La construction d’un Centre spécialisé de lutte contre le cancer à Lubumbashi ainsi que de plusieurs grands hôpitaux à Mbuji-Mayi et à Kananga suscite des interrogations sur la gestion des marchés publics de la Caisse nationale de sécurité sociale (CNSS).
Faut-il soutenir la couverture santé universelle avec les ressources destinées à la protection sociale des travailleurs et des retraités ? Si le renforcement de l’offre de soins constitue un objectif légitime, l’utilisation des ressources de la Caisse nationale de sécurité sociale (CNSS) doit néanmoins rester conforme à ses missions et s’effectuer dans le strict respect des règles de passation des marchés publics.
Au cœur de ces interrogations figure Pharma For All, société dont la dénomination renvoie au secteur pharmaceutique, mais qui est présentée comme bénéficiaire de marchés portant sur des infrastructures hospitalières de grande envergure.

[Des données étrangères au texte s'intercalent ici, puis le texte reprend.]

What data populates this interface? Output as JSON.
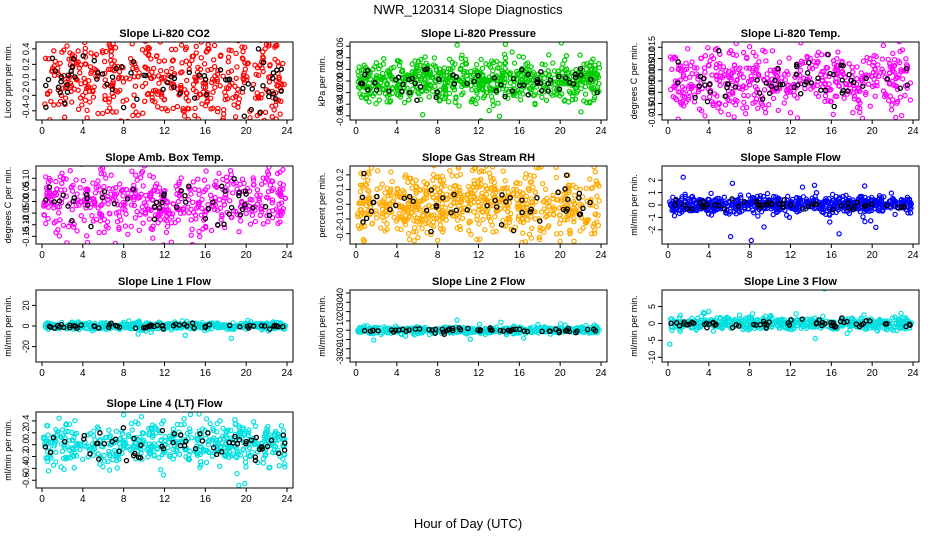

Une société à vocation pharmaceutique peut-elle légalement devenir attributaire de marchés de construction ? La réponse dépend notamment de son objet social, de ses agréments, de ses capacités techniques et financières et des exigences fixées dans le dossier d’appel d’offres.
Si Pharma For All intervient directement comme entreprise de construction, il convient donc de vérifier si son objet social lui permet d’exercer cette activité et si elle dispose des qualifications, références, ingénieurs, équipements et capacités financières exigés pour réaliser de tels ouvrages. Si elle agit en consortium ou sous-traite les travaux à une entreprise spécialisée, ces modalités devraient également apparaître clairement dans les documents contractuels.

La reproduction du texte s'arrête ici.